Es zeigte sich, dass Abgeordnete – insbesondere der Opposition – zwar verschiedene Debatten- und Frageformate intensiv nutzen, es allerdings an einer für Bürger und Medien abwechslungsreichen Auseinandersetzung fehlt. Dies hat zur Folge, dass die Medien weniger darüber berichten, die Bürger Bundestagsdebatten immer weniger wahrnehmen und nur wenige die Tätigkeit ihrer Abgeordneten verfolgen. Als „Bühne der Nation“ kann der Bundestag demnach kaum bezeichnet werden. Gleichzeitig nehmen die Erwartungen der Bürger an Parlamentarier zu: Die große Mehrheit der Bundesbürger wünscht sich aktive und vor allem sichtbare Volksvertreter.
Dass der Deutsche Bundestag ein Sichtbarkeitsproblem hat, ist ihm wohl bewusst. Zumindest legen die aktuelle Kritik des Bundestagspräsidenten an der derzeitigen Befragungspraxis sowie die von der Großen Koalition im November 2014 beschlossenen Änderungen dieser Praxis, dies nahe. Wenn die Änderungen im Januar 2015 in Kraft treten, dürfte sich laut Sieberer und Hierlemann am geringen öffentlichen und medialen Interesse für dieses Format wenig ändern, weil lediglich ein Minimalkonsens erzielt wurde.
Sieberer und Hierlemann entwickelten deshalb ein Alternativmodell und suchten den Vergleich zum britischen Modell. Im britischen Unterhaus herrscht nicht nur eine deutlich lebhaftere parlamentarische Debattenkultur, sondern es gibt auch eine intensivere Medienpräsenz und folglich mehr Sichtbarkeit für die Bürger. „Die Fragestunde im britischen Unterhaus, vor allem die wöchentliche Befragung des Premierministers („Prime Minister’s Questions“), ist sicherlich das weltweit bekannteste Modell parlamentarischer Fragerechte“, erklärt Ulrich Sieberer. „Befürworter einer lebhafteren Fragestunde im Bundestag, wie etwa SPD-Fraktionschef Thomas Oppermann, halten die Prime Minister’s Question Time für ein Highlight der parlamentarischen Demokratie. Gegner einer derartigen Reform wie Unionsfraktionsgeschäftsführer Michael Grosse-Brömer warnen hingegen vor einer ‚politischen Talkshow unterm Bundesadler‘.“
Sieberer und Hierlemann kommen zu dem Schluss, dass sich das britische Modell nur begrenzt auf Deutschland übertragen lasse. Es passe nicht in den deutschen Kontext von Koalitionsregierungen und einer konsensorientierten Parlamentskultur.

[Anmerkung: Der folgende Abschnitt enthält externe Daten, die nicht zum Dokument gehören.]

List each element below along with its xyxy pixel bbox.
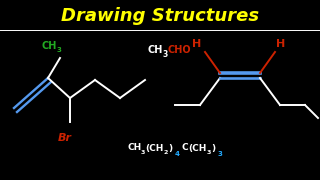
Text: 3: 3 <box>57 47 62 53</box>
Text: (CH: (CH <box>145 143 164 152</box>
Text: Drawing Structures: Drawing Structures <box>61 7 259 25</box>
Text: H: H <box>192 39 202 49</box>
Text: H: H <box>276 39 286 49</box>
Text: 3: 3 <box>218 151 223 157</box>
Text: (CH: (CH <box>188 143 206 152</box>
Text: CHO: CHO <box>167 45 191 55</box>
Text: 4: 4 <box>175 151 180 157</box>
Text: 2: 2 <box>164 150 168 154</box>
Text: CH: CH <box>148 45 164 55</box>
Text: 3: 3 <box>163 50 168 59</box>
Text: ): ) <box>211 143 215 152</box>
Text: 3: 3 <box>207 150 212 154</box>
Text: CH: CH <box>42 41 57 51</box>
Text: 3: 3 <box>141 150 145 154</box>
Text: ): ) <box>168 143 172 152</box>
Text: C: C <box>181 143 188 152</box>
Text: Br: Br <box>58 133 72 143</box>
Text: CH: CH <box>128 143 142 152</box>
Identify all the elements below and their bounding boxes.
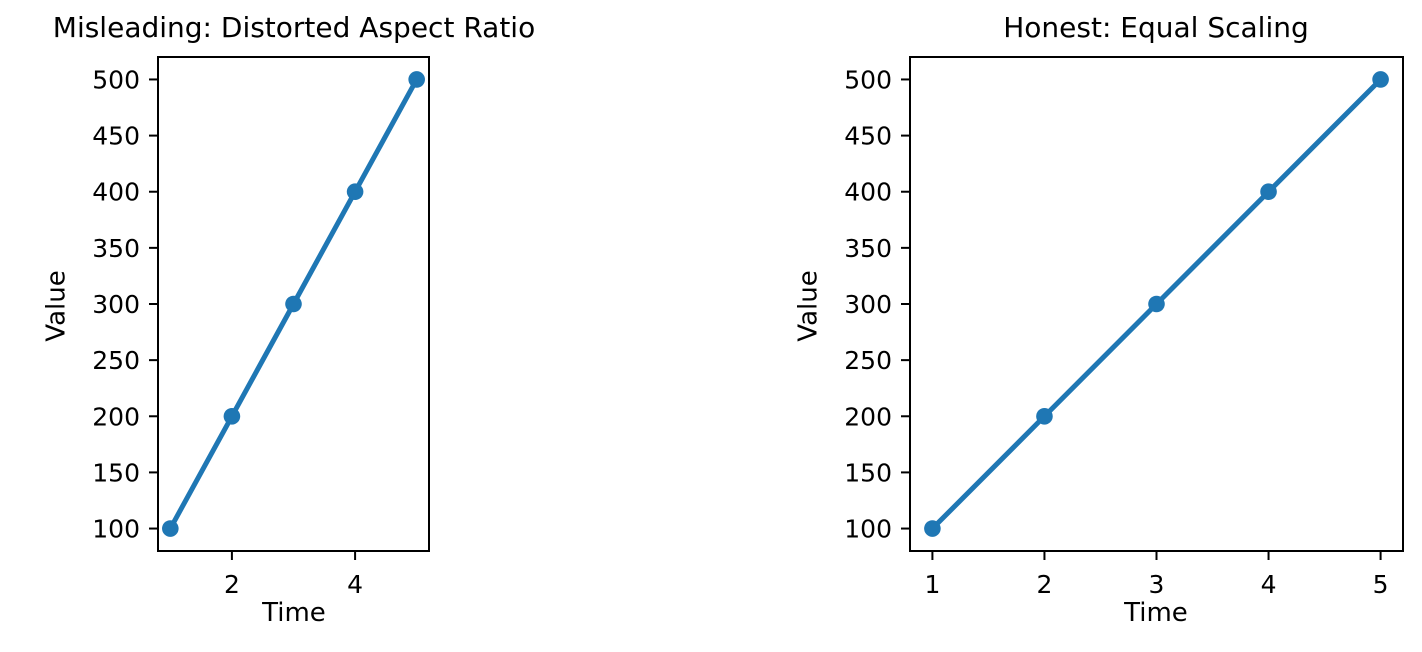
y-tick-label: 400 (92, 178, 140, 207)
data-point (346, 183, 364, 201)
chart-0: 100 150 200 250 300 350 400 450 500 2 4 (92, 56, 430, 599)
right-x-axis-label: Time (1124, 598, 1188, 628)
left-x-axis-label: Time (262, 598, 326, 628)
data-point (285, 295, 302, 313)
y-tick-label: 450 (92, 122, 140, 151)
y-tick-label: 400 (844, 178, 892, 207)
y-tick-label: 250 (92, 346, 140, 375)
right-y-axis-label: Value (793, 270, 824, 342)
y-tick-label: 350 (844, 234, 892, 263)
left-y-axis-label: Value (41, 270, 72, 342)
x-tick-label: 4 (347, 570, 363, 599)
data-point (924, 520, 941, 537)
right-chart-title: Honest: Equal Scaling (1003, 11, 1309, 44)
x-tick-label: 2 (224, 570, 240, 599)
x-tick-label: 1 (924, 570, 940, 599)
y-tick-label: 450 (844, 122, 892, 151)
data-point (1148, 295, 1165, 313)
plot-frame (909, 56, 1404, 552)
y-tick-label: 300 (844, 290, 892, 319)
y-tick-label: 150 (92, 458, 140, 487)
y-tick-label: 350 (92, 234, 140, 263)
x-tick-label: 5 (1373, 570, 1389, 599)
data-point (162, 520, 179, 537)
y-tick-label: 150 (844, 458, 892, 487)
data-point (1036, 407, 1053, 425)
y-tick-label: 500 (844, 65, 892, 94)
plot-frame (157, 56, 430, 552)
data-point (223, 407, 241, 425)
data-point (1260, 183, 1277, 201)
left-chart-title: Misleading: Distorted Aspect Ratio (52, 11, 536, 44)
x-tick-label: 4 (1261, 570, 1277, 599)
y-tick-label: 100 (844, 515, 892, 544)
y-tick-label: 250 (844, 346, 892, 375)
y-tick-label: 100 (92, 515, 140, 544)
data-point (408, 71, 425, 88)
y-tick-label: 200 (844, 402, 892, 431)
x-tick-label: 3 (1149, 570, 1165, 599)
y-tick-label: 200 (92, 402, 140, 431)
chart-1: 100 150 200 250 300 350 400 450 500 1 2 3 4 5 (844, 56, 1404, 599)
y-tick-label: 500 (92, 65, 140, 94)
data-point (1372, 71, 1389, 88)
x-tick-label: 2 (1037, 570, 1053, 599)
y-tick-label: 300 (92, 290, 140, 319)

Für Deutschland schlagen die Autoren eine grundlegende Reform vor, durch die sowohl die Beteiligung der Regierungsmitglieder als auch der Bürger gestärkt werde. Kernelemente ihres Vorschlags sind: 1. eine regelmäßige Befragung der Kanzlerin, des Vizekanzlers und verschiedener Gruppen von Fachministern; 2. verschiedene Fragetypen, die auch Bürger einbeziehen; 3. strikte Zeitbegrenzungen, die eine lebhafte Auseinandersetzung ermöglichen; sowie 4. die thematische Offenheit des Frageinhalts. „Mit dem von uns vorgeschlagenen Modell der Regierungsbefragung würde die Arbeit des Bundestages als Zentrum der deutschen Demokratie sichtbarer und partizipativer“, ist Ulrich Sieberer überzeugt.